Fear and Courage: By Edward Glover. (Penguin Books, Harmondsworth, Middlesex, 1940. Pp. 128. Price, 6 d.)

Review by:
E. J.

This is a really excellent production. It must be a far from easy thing to address an uninformed and diverse audience on these themes at such length. And there are few unnecessary words, for Dr. Glover has managed to express in the compass allotted to him an enormous number of helpful ideas and a fill of practical advice. These are all expounded with his accustomed fluency and there can be no doubt about his getting them home. He is at equal ease in the colloquialisms of the bar room as in expressing the more dignified reflections to which he constantly recalls the reader, but he evidently shares the chariness of the British, on which he pointedly comments, to voice aloud passionate attachments to any ideal.

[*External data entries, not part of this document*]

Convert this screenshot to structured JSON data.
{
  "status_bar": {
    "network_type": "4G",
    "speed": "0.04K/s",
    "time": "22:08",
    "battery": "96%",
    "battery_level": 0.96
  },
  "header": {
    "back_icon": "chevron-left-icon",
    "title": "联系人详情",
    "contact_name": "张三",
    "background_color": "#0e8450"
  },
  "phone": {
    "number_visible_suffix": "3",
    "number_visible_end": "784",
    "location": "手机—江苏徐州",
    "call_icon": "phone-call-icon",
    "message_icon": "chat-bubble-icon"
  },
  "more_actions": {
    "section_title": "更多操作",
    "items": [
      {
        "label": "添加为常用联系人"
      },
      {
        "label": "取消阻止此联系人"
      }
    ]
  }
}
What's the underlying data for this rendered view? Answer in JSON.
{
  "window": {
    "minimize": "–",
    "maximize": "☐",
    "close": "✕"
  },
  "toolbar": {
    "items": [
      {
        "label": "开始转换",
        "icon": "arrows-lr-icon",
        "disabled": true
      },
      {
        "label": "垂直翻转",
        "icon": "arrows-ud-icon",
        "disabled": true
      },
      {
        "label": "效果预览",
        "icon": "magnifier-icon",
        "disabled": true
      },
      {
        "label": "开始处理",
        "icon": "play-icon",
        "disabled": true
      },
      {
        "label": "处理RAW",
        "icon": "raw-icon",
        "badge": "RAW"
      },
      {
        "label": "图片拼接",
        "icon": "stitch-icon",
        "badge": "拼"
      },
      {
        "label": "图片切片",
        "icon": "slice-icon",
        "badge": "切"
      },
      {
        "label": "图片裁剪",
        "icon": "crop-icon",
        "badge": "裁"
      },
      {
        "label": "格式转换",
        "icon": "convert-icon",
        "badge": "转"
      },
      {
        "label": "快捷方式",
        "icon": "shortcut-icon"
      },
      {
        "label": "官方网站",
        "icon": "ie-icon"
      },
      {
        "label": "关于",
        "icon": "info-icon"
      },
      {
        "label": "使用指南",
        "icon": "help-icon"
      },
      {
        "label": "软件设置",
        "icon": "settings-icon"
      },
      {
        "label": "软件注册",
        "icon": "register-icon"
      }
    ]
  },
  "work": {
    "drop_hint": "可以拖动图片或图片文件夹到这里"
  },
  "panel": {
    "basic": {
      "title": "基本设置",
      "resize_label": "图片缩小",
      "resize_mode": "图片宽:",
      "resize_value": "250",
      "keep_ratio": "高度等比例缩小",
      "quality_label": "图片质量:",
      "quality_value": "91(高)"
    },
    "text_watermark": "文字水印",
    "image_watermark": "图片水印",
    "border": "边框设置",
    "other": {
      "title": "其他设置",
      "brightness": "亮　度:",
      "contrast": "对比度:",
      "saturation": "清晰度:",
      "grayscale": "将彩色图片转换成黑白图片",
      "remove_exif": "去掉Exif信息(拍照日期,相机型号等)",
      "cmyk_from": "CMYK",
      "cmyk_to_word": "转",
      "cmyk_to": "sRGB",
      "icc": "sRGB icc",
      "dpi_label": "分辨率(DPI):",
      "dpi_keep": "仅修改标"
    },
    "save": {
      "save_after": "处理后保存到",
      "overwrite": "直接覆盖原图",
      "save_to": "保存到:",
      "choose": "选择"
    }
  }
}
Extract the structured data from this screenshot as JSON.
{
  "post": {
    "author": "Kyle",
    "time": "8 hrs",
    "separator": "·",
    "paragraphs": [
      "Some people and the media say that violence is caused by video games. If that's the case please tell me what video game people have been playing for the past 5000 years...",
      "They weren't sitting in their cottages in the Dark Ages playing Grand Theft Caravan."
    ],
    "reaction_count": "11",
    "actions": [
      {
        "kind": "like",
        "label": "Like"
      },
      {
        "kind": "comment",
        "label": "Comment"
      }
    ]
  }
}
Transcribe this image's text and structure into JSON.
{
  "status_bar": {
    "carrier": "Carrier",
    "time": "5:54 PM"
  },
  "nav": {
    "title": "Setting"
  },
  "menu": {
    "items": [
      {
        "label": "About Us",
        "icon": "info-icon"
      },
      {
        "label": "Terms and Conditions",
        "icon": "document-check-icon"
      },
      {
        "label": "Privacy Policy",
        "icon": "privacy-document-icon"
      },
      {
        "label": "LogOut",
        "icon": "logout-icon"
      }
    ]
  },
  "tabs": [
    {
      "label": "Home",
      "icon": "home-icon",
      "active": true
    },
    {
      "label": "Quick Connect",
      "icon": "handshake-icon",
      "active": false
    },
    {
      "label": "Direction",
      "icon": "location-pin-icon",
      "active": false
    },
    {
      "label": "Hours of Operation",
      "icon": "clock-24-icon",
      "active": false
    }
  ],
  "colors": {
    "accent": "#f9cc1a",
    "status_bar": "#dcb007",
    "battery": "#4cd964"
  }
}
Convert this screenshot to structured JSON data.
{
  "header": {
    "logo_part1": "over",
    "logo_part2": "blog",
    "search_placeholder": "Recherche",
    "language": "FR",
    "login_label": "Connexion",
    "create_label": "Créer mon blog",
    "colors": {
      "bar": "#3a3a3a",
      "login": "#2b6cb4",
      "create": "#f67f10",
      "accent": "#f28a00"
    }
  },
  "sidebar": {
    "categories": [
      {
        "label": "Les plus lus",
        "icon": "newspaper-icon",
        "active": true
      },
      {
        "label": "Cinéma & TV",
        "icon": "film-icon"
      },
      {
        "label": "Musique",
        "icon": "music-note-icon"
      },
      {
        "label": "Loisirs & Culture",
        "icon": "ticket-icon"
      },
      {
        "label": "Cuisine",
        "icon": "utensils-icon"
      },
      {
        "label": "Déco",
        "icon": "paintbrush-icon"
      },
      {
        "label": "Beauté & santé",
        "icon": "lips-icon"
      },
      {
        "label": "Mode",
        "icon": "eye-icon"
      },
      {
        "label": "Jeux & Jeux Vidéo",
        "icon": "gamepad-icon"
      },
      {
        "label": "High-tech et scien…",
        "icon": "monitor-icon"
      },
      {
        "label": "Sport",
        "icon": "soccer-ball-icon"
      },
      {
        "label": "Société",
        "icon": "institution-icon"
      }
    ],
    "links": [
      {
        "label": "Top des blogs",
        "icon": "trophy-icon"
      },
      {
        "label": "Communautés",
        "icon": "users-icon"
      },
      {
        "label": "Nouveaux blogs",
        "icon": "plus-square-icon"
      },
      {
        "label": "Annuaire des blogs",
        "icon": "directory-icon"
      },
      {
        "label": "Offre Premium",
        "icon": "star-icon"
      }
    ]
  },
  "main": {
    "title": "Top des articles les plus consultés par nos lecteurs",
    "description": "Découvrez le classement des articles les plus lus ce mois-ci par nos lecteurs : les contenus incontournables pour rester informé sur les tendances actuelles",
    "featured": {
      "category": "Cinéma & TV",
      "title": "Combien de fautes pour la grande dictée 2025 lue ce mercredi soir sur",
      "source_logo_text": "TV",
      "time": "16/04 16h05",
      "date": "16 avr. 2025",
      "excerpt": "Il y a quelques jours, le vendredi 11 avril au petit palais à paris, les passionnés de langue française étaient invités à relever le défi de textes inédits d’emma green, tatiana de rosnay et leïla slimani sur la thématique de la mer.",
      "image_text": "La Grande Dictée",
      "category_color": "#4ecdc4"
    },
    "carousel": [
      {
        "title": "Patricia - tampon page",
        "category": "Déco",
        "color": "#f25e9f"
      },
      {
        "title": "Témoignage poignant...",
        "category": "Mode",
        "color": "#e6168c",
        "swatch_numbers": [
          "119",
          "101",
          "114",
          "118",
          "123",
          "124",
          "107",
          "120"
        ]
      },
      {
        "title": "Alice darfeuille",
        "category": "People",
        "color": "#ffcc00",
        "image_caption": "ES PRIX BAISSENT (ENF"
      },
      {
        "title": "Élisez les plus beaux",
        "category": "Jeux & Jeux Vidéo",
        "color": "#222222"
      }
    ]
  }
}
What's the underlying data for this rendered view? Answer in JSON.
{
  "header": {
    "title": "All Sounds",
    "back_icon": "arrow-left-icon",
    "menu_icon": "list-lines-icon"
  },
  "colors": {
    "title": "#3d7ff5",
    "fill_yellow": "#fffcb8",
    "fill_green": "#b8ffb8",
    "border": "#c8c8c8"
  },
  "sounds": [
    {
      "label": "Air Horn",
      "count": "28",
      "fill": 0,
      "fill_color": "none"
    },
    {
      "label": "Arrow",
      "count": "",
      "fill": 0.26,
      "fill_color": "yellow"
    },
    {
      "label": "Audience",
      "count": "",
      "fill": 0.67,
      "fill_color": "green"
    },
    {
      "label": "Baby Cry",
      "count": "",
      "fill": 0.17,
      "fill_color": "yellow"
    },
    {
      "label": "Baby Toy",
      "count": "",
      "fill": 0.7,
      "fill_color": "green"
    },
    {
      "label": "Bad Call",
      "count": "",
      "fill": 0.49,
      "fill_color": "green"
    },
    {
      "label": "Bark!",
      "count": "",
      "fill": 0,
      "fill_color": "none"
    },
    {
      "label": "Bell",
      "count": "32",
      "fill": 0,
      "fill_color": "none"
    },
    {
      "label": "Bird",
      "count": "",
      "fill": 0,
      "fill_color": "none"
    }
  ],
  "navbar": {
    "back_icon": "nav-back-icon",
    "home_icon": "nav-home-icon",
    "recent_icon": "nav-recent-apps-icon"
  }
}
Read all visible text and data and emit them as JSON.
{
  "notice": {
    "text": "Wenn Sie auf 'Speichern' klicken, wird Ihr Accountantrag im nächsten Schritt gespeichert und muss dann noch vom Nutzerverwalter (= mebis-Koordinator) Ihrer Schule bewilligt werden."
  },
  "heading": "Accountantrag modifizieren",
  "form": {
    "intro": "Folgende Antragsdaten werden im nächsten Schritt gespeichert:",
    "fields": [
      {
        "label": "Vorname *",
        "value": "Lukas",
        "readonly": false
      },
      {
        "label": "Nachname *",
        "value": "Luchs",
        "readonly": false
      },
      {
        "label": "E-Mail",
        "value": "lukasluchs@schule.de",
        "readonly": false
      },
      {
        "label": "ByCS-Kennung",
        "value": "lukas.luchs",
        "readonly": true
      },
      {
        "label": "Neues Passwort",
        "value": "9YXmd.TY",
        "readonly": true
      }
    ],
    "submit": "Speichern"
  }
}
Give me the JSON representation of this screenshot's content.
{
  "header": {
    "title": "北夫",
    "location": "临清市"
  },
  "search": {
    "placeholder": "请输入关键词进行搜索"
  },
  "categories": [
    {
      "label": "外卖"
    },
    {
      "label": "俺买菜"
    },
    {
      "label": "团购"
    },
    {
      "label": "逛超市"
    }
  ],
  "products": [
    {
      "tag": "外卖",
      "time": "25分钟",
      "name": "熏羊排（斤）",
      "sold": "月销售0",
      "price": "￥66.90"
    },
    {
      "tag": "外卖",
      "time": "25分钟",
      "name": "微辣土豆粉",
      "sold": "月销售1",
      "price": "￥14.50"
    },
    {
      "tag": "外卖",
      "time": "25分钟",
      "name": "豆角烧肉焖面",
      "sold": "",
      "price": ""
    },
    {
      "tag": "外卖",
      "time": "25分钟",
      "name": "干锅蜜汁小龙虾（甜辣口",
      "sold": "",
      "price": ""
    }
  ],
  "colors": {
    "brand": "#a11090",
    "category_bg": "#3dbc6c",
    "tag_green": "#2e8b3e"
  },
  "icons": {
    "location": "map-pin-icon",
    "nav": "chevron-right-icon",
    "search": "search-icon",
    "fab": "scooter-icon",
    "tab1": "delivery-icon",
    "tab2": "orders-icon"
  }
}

Dr. Glover pins his faith to re-assurance. While urging that both fears and hatreds be frankly admitted and recognized, he would deal with those of unconscious origin rather by discounting them as mere relics of the distant past (even of an ancestral past) than by encouraging any investigation of their real nature. Opinions among psycho-analysts may differ on this matter, but it must not be forgotten that in such a case writer and reader are not in personal contact with each other and that the former has to weigh the possible good with the probable harm were he to contemplate the blind prodding of the latter's unconscious.

The real theme of the book is morale, and on it Dr. Glover has many pertinent and illuminating things to say. He begins by maintaining that the sustenance or destruction of morale is every nation's secret weapon and not only Germany's as blazoned to the world by Hitler in Mein Kampf.